Prof Blignaut stressed that universities and schools were best placed to deal with issues of racism, power, privilege, gender and patriarchy as they were historically created for teaching and learning.

“This is a moral responsibility that institutions of higher learning in general and teacher education in particular cannot avoid. I am firmly of the view that education institutions – both schools and higher education – have not done enough in this area in addressing these pertinent issues in the nation’s classrooms,” he said.

“Citizenship education, where deliberate spaces are created for discussions about race and racism, needs to happen at school level already since by the time these students reach university they have well developed ideas about race.

“The curriculum, through its content as well as choice of pedagogies, is one of the central vehicles that can be utilised to teach about race and racism. Identity and citizenship have not been settled, but is in the making in South Africa and it is through the curriculum that schools and universities should contribute in this area.

“Historically, the curriculum in South Africa was used to advance racial iniquities and to socialise students into a particular worldview. Inversely, it could now be utilised to teach against racism and [for] the enhancement of social cohesion.”

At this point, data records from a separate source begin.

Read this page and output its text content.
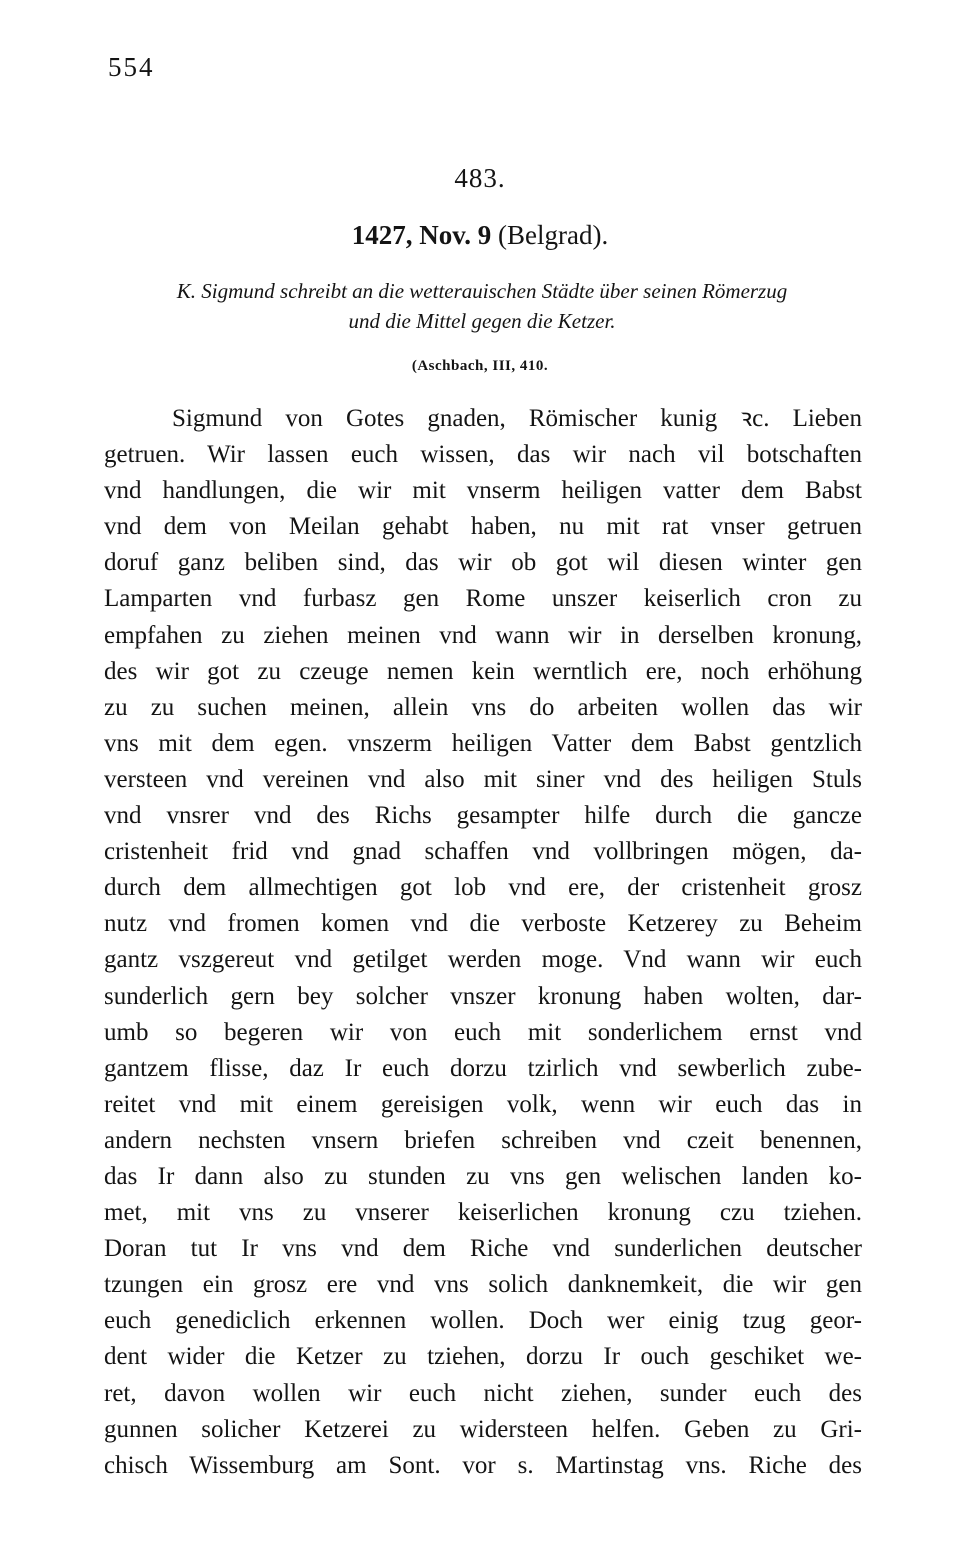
554
483.
1427, Nov. 9 (Belgrad).
K. Sigmund schreibt an die wetterauischen Städte über seinen Römerzug
und die Mittel gegen die Ketzer.
(Aschbach, III, 410.
Sigmund von Gotes gnaden, Römischer kunig ꝛc. Lieben
getruen. Wir lassen euch wissen, das wir nach vil botschaften
vnd handlungen, die wir mit vnserm heiligen vatter dem Babst
vnd dem von Meilan gehabt haben, nu mit rat vnser getruen
doruf ganz beliben sind, das wir ob got wil diesen winter gen
Lamparten vnd furbasz gen Rome unszer keiserlich cron zu
empfahen zu ziehen meinen vnd wann wir in derselben kronung,
des wir got zu czeuge nemen kein werntlich ere, noch erhöhung
zu zu suchen meinen, allein vns do arbeiten wollen das wir
vns mit dem egen. vnszerm heiligen Vatter dem Babst gentzlich
versteen vnd vereinen vnd also mit siner vnd des heiligen Stuls
vnd vnsrer vnd des Richs gesampter hilfe durch die gancze
cristenheit frid vnd gnad schaffen vnd vollbringen mögen, da-
durch dem allmechtigen got lob vnd ere, der cristenheit grosz
nutz vnd fromen komen vnd die verboste Ketzerey zu Beheim
gantz vszgereut vnd getilget werden moge. Vnd wann wir euch
sunderlich gern bey solcher vnszer kronung haben wolten, dar-
umb so begeren wir von euch mit sonderlichem ernst vnd
gantzem flisse, daz Ir euch dorzu tzirlich vnd sewberlich zube-
reitet vnd mit einem gereisigen volk, wenn wir euch das in
andern nechsten vnsern briefen schreiben vnd czeit benennen,
das Ir dann also zu stunden zu vns gen welischen landen ko-
met, mit vns zu vnserer keiserlichen kronung czu tziehen.
Doran tut Ir vns vnd dem Riche vnd sunderlichen deutscher
tzungen ein grosz ere vnd vns solich danknemkeit, die wir gen
euch genediclich erkennen wollen. Doch wer einig tzug geor-
dent wider die Ketzer zu tziehen, dorzu Ir ouch geschiket we-
ret, davon wollen wir euch nicht ziehen, sunder euch des
gunnen solicher Ketzerei zu widersteen helfen. Geben zu Gri-
chisch Wissemburg am Sont. vor s. Martinstag vns. Riche des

Unlike the previously explored curricula, Prof Blignaut argues for one that is not neutral and technical, but one that is decidedly political in nature as “education is never neutral”.

“We live in dark and uncertain times, but with the tension that is so palpably present at this time and place, there is also hope as it represents an opportunity to rise to the occasion as intellectuals and contribute to debates around alternative curricula,” he said.

“It is our obligation to search for alternatives because alternatives are not given, they are imagined. There has never been a more opportune time in our history than right now.

“What we need more than ever before in South Africa is what the Greeks call a “metanoia” – a complete about-turn or change of heart; literally a spiritual conversion; a new way of seeing and perceiving.

“We need new frameworks of thinking as the old ones have become moribund and a new grammar to describe the world we live in.”

Prof. Sylvan Blignaut (middle) flanked by Deputy Vice-Chancellor: Research and Engagement Prof. Andrew Leitch (left) and the Executive Dean of the Faculty of Education, Dr Muki Moeng.